Our son, Saul, was born in 2004 in Wausau,WI. Following his birth, we were relieved to find he didn’t have Down Syndrome as we had been told there was a slight chance of it from some anomalies on his ultrasound. As we checked out our new son, we noticed that Saul had some differences.
The most visible difference we saw was that his hands had 5 fingers and no thumbs. About three hours after birth, Saul was having difficulty breathing due to a small lower jaw. Not much later, the pediatrician came to tell us the laundry list of birth defects that she’d found while examining Saul. She didn’t have a name for what Saul had, and told us he needed to be transported to the NICU in Marshfield, WI. After multiple examinations, tests, ultrasounds,x-rays, and a CT scan, Saul was diagnosed as having Nager Syndrome.Saul has undergone six surgeries. These included procedures on his jaw, hands, ears, and lower abdomen.
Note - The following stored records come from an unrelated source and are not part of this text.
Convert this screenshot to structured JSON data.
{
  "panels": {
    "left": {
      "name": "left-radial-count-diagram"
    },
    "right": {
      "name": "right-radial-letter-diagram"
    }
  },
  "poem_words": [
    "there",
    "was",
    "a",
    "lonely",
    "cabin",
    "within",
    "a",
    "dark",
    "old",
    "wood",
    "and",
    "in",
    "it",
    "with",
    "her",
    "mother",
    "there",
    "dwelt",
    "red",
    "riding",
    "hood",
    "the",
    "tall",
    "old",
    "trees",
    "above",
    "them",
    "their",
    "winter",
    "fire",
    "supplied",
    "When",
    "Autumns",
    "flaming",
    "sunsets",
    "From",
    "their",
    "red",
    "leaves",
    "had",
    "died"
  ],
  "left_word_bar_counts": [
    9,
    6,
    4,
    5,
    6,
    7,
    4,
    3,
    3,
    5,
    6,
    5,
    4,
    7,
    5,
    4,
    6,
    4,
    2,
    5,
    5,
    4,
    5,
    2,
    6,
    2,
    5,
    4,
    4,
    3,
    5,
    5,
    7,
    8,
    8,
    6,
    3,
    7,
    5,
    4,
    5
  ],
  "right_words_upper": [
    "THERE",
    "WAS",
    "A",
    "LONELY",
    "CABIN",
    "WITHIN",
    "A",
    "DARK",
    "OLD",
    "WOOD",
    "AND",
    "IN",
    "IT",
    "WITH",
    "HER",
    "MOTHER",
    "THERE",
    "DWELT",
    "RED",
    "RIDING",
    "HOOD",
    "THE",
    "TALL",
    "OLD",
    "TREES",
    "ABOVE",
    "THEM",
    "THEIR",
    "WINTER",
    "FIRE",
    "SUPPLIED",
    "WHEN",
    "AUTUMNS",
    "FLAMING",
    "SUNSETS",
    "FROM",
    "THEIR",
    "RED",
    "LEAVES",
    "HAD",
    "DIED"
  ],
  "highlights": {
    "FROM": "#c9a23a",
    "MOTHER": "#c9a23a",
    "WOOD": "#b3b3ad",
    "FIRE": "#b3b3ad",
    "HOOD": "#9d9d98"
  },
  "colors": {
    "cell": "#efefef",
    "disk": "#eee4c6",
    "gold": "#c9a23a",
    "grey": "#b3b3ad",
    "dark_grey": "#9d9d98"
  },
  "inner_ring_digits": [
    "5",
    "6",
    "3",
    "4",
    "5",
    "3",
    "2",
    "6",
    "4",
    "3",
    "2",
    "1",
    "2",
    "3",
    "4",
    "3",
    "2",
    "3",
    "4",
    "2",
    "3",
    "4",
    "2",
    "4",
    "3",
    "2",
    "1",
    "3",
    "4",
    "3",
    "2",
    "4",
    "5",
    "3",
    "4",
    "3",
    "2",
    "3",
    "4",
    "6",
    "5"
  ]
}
He has been receiving physical and occupational therapy since infancy, and speech therapy since age 3. He is unable to rotate his forearms because the bones are fused. His shoulders are weak and bony because his shoulder muscles are underdeveloped. He has hip dysplasia which affects his balance. His hands are weaker than normal and have functional challenges since he is lacking the muscles associated with the thumb.
A surgeon was able to create thumbs for him from his first finger on each hand, but it will require much effort on his part to learn to use them well. His face is mildly affected, but did require surgery so he could breathe without assistance. As much as he has been through, Saul has had a much easier life than many kids with Nager Syndrome. Many Nager kids require multiple surgeries and procedures throughout childhood. Because of their facial differences, they often have to fight stares and unkind comments.